Voßhoff is responsible for ensuring that government agencies do not infringe on German citizens’ legal rights when using their personal data.

In this capacity she carried out a study of how the BND monitor telecommunications data.

In the 60-page report, Voßhoff listed how the BND “systematically and regularly” violates the constitution and used the word “unlawful” 30 times, according to the broadcasters.

In one trial of BND telecommunications monitoring, Voßhoff found that monitoring of one person’s communications resulted in the spy service collecting and saving the data of 15 people who had no connection to a suspected crime.

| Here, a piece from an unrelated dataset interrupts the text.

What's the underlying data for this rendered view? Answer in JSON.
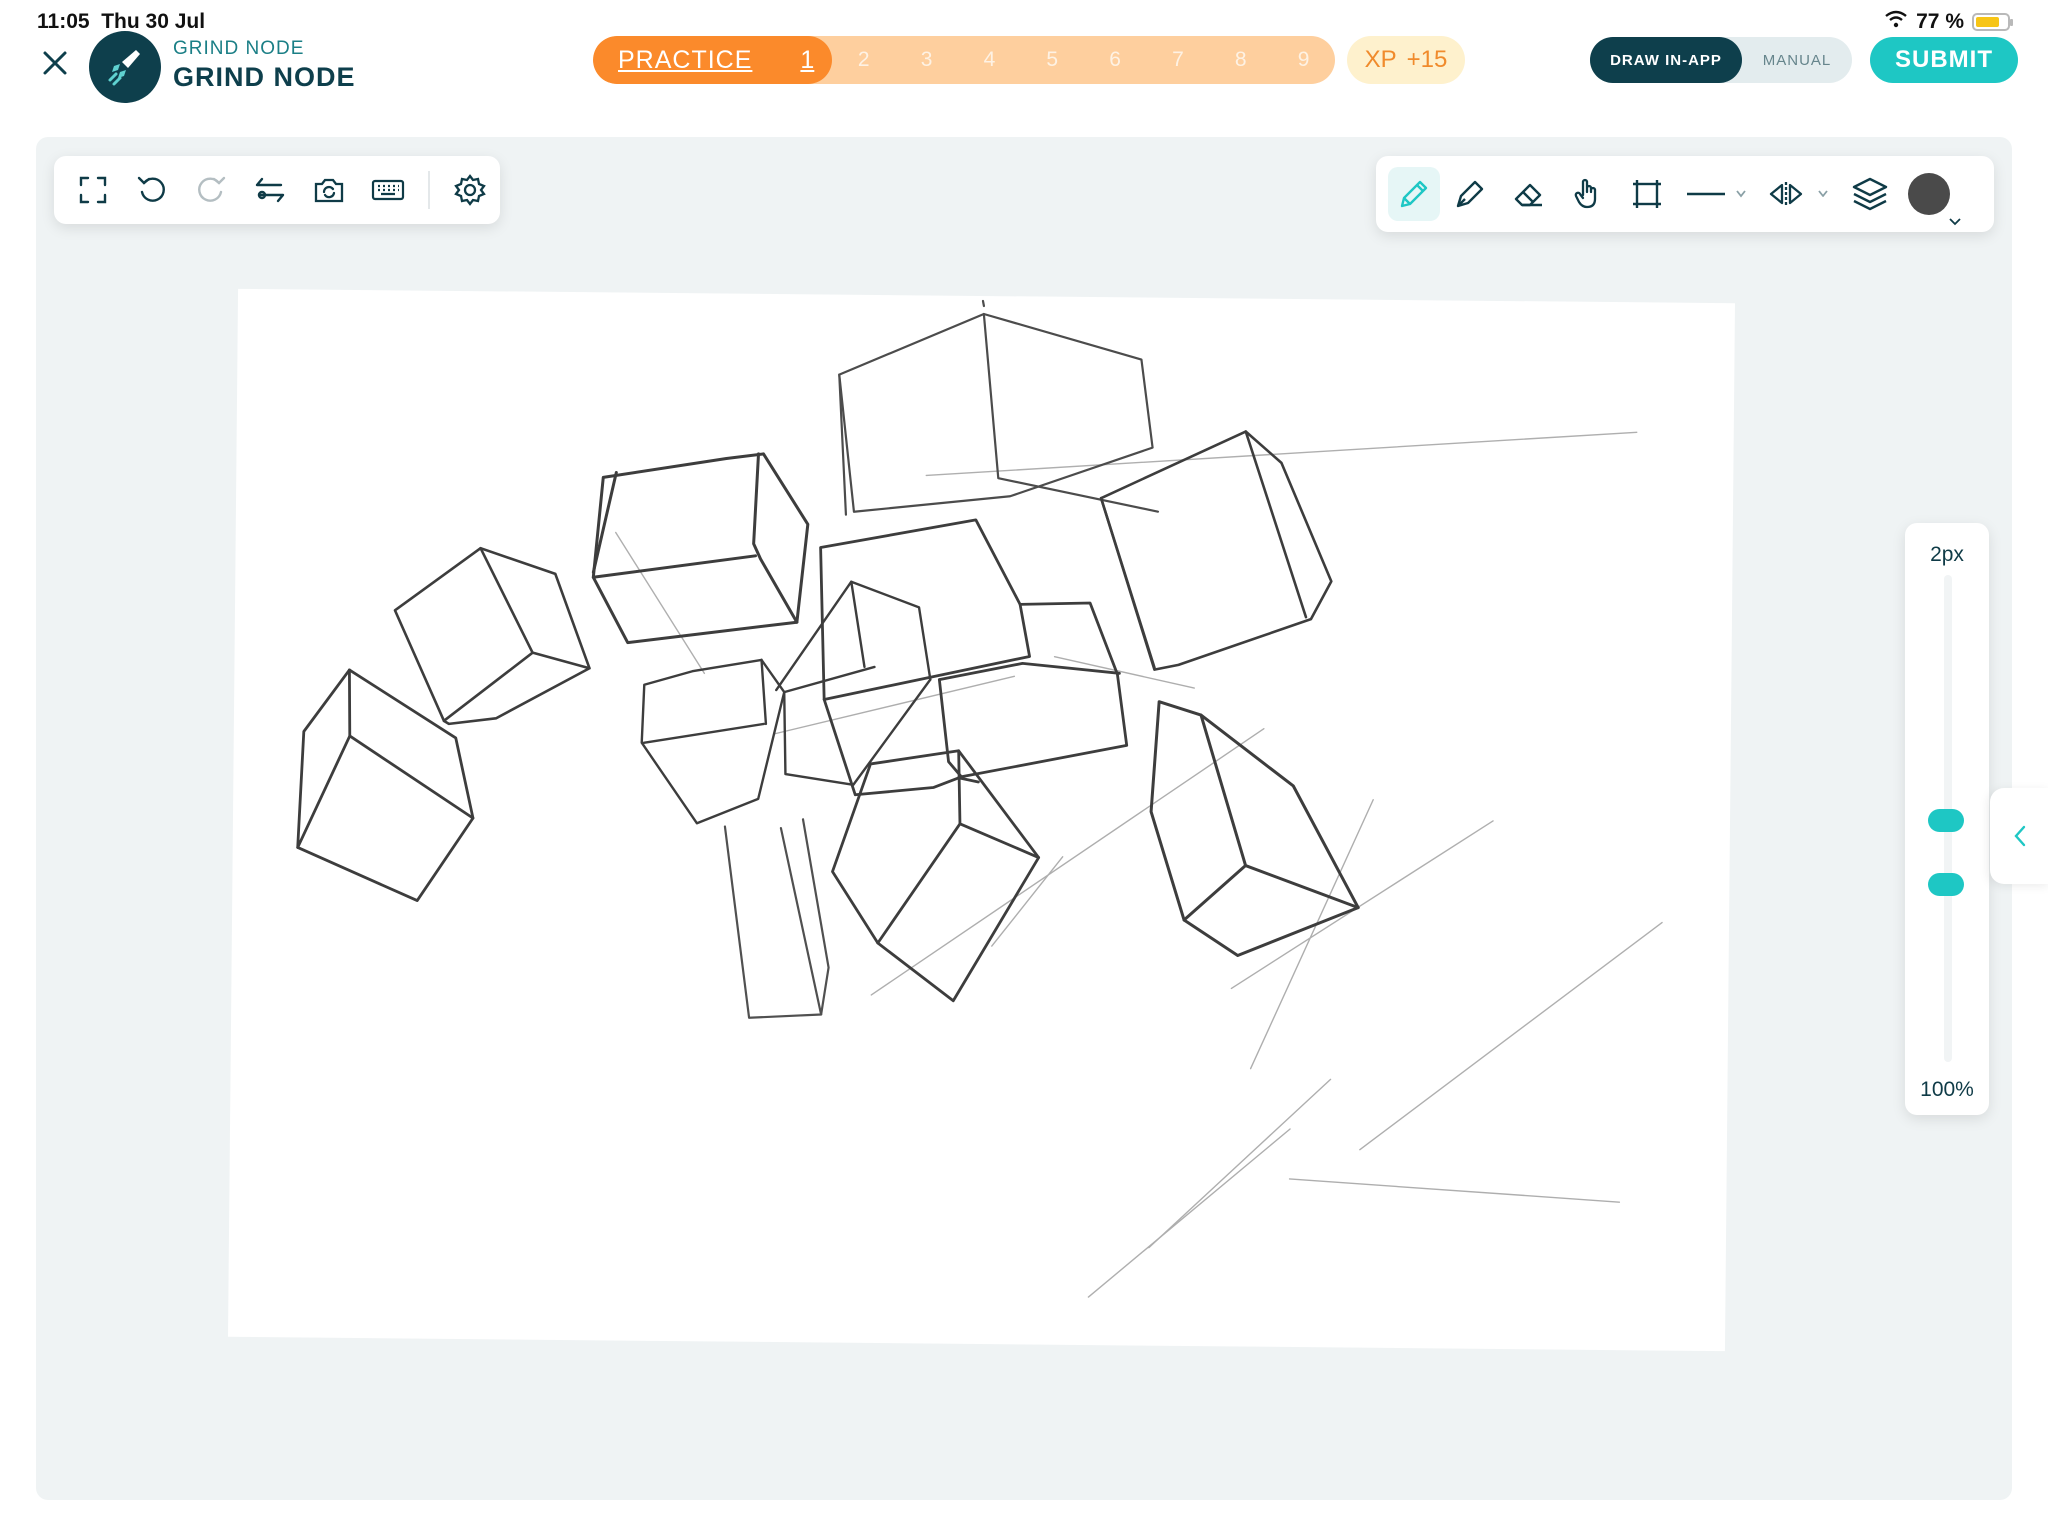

The commissioner called for large parts of the BND’s data collection base in Bad Aibling, Bavaria, to be shut down.

“According to law these databases must be immediately deleted. They must not be used anymore.”

Voßhoff also complains in the report that the BND illegally blocked her from carrying out her work.

“The BND massively and illegally blocked my ability to oversee it - a comprehensive and efficient oversight on my part was therefore not possible. These are serious breaches of the law.”

She alleged that the secret service particularly blocked her from looking into so-called selectors, which identify information such as phone numbers and email addresses used to conduct targeted surveillance.

Selector lists are particularly controversial as German media have reported that the BND took such lists from the American NSA (National Security Agency) and applied them to their own data banks without first checking the contents of the lists.

Opposition politicians said that the report confirmed what they had long been saying - that the BND acts outside the law.

“The report can not be misunderstood, either in its unusual level of clarity or in the extent of its criticism,” Konstantin von Notz, Green Party MP and head of the parliamentary committee on the NSA, said.

The BND has “acted in an astonishingly illegal way in a highly sensitive constitutional area,” he added.

He also accused the government of trying to “brush the report under carpet” by keeping it confidential.

Martina Renner of Die Linke (The Left Party) described the report as containing "shocking revelations."

The Chancellery said in response to an enquiry by NDR that it only discusses intelligence matters with secret hearings of the parliamentary committee on the intelligence services.